Summarize File Sizes by Directory and File Name Pattern in Linux
Analyzing file sizes in Linux can be challenging, especially when you want to group them by directory and filter them using a specific…
Analyzing file sizes in Linux can be challenging, especially when you want to group them by directory and filter them using a specific pattern. This article introduces a Bash function, summarize_sizes, that calculates the total size of files matching a given name pattern, grouped by directory, and outputs the results in a human-readable format.
The Problem
You may encounter scenarios where you need to:
- Locate all files matching a specific pattern (e.g.,
*.log). - Compute the total size of these files for each directory.
- Display the results in a format like KB, MB, or GB for better readability.
Doing this manually by combining commands like find, du, and awk can be tedious. That’s where the summarize_sizes function proves useful.
The Solution: summarize_log_sizes Function
The summarize_sizes Bash function simplifies the process. Here’s the full code:
summarize_sizes() {
local start_location=$1
local pattern=$2
find "$start_location" -type f -name "$pattern" -exec du -b {} + | \
awk '{print $1, $2}' | \
while read -r size filepath; do echo "$(dirname "$filepath") $size"; done | \
awk '{
dir[$1] += $2
} END {
for (d in dir) {
size = dir[d];
unit = "B";
if (size >= 1024) { size /= 1024; unit = "KB"; }
if (size >= 1024) { size /= 1024; unit = "MB"; }
if (size >= 1024) { size /= 1024; unit = "GB"; }
printf "%s %.2f %s\n", d, size, unit;
}
}' | sort
}How It Works
find: Searches for files matching the given pattern starting from the specified directory.du -b: Calculates the size of each file in bytes.awk: Groups the files by directory and aggregates their sizes.- Size Conversion: Sizes are automatically converted into KB, MB, or GB for better readability.
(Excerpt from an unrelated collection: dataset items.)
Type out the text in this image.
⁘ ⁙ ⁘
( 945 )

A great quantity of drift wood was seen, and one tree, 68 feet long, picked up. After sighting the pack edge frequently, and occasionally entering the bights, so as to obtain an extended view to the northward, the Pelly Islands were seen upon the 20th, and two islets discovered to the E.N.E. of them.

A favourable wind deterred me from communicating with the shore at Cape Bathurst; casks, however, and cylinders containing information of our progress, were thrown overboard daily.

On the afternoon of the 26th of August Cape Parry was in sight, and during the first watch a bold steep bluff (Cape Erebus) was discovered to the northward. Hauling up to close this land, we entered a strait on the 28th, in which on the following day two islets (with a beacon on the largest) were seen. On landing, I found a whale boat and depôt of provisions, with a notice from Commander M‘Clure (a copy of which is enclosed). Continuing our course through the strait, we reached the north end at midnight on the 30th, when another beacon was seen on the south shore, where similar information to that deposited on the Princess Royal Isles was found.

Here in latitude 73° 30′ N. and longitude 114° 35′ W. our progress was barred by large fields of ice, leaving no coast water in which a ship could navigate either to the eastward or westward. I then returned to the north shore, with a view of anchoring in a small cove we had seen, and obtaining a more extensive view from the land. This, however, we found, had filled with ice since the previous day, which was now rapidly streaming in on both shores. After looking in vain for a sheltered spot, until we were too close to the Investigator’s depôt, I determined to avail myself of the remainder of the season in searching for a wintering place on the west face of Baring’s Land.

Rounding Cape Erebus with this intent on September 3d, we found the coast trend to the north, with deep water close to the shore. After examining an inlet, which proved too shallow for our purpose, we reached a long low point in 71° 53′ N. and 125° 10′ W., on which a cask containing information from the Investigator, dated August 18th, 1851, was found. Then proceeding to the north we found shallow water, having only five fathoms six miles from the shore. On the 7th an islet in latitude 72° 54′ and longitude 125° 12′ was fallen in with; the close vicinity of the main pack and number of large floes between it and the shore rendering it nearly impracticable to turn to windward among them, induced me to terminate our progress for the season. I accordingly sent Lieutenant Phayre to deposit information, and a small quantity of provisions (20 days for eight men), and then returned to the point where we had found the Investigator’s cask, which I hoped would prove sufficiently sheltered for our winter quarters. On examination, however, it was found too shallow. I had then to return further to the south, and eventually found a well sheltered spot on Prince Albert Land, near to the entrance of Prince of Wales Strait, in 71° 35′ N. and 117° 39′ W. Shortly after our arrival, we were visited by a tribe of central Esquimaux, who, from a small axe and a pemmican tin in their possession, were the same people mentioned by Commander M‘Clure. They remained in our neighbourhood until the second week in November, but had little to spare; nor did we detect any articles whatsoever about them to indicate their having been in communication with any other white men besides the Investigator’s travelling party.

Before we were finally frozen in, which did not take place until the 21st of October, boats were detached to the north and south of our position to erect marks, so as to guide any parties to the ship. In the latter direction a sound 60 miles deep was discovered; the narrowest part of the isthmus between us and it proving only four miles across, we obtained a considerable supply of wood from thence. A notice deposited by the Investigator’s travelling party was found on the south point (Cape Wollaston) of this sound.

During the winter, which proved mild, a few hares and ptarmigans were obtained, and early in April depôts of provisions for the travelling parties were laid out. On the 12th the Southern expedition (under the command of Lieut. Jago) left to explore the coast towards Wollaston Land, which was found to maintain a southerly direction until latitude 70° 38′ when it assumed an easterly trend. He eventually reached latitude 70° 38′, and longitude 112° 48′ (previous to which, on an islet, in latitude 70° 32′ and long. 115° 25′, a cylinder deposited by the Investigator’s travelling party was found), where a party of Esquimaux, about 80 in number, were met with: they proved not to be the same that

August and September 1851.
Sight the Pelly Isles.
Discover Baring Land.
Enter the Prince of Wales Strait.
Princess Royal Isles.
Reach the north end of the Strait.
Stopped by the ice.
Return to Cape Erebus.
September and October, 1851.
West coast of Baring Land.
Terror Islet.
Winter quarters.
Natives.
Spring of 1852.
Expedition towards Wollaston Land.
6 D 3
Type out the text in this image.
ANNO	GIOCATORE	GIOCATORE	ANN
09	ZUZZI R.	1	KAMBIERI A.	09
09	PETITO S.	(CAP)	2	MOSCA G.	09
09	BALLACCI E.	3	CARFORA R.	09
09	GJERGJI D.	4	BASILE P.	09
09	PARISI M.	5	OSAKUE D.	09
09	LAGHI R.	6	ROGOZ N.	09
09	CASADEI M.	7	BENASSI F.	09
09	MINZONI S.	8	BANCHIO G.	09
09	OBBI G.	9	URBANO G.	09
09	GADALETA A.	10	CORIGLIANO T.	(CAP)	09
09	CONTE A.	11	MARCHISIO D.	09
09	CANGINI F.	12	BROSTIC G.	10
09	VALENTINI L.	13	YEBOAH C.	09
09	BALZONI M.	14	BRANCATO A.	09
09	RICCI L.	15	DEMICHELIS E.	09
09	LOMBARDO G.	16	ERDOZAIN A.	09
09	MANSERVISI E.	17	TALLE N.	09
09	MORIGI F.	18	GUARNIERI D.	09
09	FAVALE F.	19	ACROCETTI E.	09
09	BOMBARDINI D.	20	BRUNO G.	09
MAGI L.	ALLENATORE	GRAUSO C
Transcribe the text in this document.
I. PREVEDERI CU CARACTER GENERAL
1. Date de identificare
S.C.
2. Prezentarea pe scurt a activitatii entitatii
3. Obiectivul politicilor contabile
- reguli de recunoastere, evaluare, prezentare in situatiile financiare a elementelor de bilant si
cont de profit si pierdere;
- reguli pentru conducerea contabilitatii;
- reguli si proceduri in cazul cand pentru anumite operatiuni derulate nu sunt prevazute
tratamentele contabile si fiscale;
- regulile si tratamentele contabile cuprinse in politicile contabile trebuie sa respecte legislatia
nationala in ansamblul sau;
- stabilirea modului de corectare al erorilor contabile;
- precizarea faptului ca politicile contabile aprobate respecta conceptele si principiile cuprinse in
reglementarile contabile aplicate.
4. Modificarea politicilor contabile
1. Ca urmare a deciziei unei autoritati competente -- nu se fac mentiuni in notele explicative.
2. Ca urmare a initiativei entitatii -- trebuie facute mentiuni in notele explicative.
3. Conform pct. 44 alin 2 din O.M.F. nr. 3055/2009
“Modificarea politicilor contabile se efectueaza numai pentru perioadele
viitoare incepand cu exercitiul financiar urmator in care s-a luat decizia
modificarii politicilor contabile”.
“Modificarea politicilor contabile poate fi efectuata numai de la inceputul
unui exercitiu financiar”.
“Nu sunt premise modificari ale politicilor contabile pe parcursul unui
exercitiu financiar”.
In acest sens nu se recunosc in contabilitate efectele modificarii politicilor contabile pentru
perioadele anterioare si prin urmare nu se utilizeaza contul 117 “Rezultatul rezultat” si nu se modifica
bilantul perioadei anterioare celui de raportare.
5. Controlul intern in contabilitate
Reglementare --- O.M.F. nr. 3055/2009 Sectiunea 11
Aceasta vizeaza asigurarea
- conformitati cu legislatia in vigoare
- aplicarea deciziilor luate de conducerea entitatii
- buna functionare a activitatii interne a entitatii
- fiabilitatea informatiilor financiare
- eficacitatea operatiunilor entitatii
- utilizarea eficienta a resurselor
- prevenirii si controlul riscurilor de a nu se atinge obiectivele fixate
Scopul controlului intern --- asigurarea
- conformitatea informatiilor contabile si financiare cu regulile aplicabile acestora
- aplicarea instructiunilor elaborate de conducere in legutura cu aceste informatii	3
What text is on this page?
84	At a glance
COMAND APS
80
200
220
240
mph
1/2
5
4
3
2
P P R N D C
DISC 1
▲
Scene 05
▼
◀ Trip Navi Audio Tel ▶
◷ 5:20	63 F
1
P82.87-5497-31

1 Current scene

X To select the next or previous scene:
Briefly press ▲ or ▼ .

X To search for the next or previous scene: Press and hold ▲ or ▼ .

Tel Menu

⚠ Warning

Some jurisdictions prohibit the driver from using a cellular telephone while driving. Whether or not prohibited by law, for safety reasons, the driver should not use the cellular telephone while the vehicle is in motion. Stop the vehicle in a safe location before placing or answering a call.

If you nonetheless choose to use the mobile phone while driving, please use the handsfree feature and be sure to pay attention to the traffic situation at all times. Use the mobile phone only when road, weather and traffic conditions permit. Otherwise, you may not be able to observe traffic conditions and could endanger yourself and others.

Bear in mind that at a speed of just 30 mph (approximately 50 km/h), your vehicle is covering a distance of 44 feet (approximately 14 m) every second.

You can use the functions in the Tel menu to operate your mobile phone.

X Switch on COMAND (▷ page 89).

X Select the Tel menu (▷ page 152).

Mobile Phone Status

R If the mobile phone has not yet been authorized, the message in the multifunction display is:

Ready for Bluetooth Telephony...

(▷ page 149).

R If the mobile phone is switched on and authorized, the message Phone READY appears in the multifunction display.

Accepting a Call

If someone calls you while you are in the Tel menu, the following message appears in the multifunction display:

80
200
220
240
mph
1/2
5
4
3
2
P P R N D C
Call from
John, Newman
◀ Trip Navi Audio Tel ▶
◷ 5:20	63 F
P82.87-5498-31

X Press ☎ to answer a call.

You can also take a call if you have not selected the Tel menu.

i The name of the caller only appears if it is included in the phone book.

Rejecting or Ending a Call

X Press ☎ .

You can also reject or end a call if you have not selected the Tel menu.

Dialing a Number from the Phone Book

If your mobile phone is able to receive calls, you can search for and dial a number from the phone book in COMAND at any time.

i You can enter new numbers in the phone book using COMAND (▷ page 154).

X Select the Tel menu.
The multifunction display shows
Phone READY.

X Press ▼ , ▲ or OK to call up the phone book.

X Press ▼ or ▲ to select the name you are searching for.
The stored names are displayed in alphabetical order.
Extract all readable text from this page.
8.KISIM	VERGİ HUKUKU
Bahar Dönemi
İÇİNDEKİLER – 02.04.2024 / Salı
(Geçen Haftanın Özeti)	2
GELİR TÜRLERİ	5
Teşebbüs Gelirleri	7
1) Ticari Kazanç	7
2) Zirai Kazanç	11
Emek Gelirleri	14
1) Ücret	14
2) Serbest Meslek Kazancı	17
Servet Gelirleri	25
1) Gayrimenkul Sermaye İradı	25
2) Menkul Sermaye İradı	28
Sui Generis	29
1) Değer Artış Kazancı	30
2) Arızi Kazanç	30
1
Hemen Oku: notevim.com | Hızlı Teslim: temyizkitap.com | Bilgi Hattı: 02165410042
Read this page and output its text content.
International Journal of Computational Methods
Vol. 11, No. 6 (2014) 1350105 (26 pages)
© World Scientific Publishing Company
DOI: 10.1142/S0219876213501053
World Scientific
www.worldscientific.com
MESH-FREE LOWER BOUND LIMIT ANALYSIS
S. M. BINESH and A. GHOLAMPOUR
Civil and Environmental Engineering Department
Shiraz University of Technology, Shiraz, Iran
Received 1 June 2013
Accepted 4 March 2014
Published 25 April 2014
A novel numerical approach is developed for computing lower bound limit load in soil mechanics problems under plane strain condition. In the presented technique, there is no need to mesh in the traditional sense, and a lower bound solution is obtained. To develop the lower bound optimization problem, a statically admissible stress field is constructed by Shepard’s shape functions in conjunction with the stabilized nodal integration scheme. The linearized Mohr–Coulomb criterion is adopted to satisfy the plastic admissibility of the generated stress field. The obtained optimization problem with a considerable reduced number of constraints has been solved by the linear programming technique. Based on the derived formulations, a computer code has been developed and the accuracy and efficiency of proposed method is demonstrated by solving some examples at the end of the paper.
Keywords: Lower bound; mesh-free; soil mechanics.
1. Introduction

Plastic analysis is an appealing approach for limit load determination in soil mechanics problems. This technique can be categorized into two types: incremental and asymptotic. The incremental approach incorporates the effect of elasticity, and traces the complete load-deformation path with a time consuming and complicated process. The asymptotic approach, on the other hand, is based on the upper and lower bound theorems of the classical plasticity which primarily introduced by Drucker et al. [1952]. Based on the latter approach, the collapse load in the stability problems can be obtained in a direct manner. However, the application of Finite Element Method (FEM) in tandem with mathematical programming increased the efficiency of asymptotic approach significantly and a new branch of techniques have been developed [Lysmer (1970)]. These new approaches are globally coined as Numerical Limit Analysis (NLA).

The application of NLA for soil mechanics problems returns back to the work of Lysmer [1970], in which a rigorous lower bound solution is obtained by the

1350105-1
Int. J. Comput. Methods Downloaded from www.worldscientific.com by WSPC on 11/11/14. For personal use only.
sort: Sorts the output by directory for easy interpretation.
How to Use the Function
- Copy the function code into your terminal or add it to your
~/.bashrcfile to make it persistent. - Use the function with the desired starting location and file name pattern:
summarize_sizes /path/to/start "*.log"Example
Input:
Suppose you have the following directory structure:
./z/log/stats.7.log 1048506
./z/log/stats.8.log 1048566
./z/log/stats.9.log 1048536
./z/log/stats.log 188416
./a/logs/021121.log 130
./a/logs/022421.log 130
./a/logs/030121.log 130Command:
summarize_sizes ./ "*.log"Output:
./z/log 3.18 MB
./a/logs 0.38 KBBenefits
- Simplifies analysis of file sizes by directory and pattern.
- Supports human-readable size formats.
- Easily customizable for different patterns and starting directories.
Conclusion
The summarize_sizes function is a versatile tool for summarizing file sizes by directory and file name pattern. Whether you're managing logs, large datasets, or backups, this function streamlines the process and saves time. Try it out and enhance your Linux toolkit!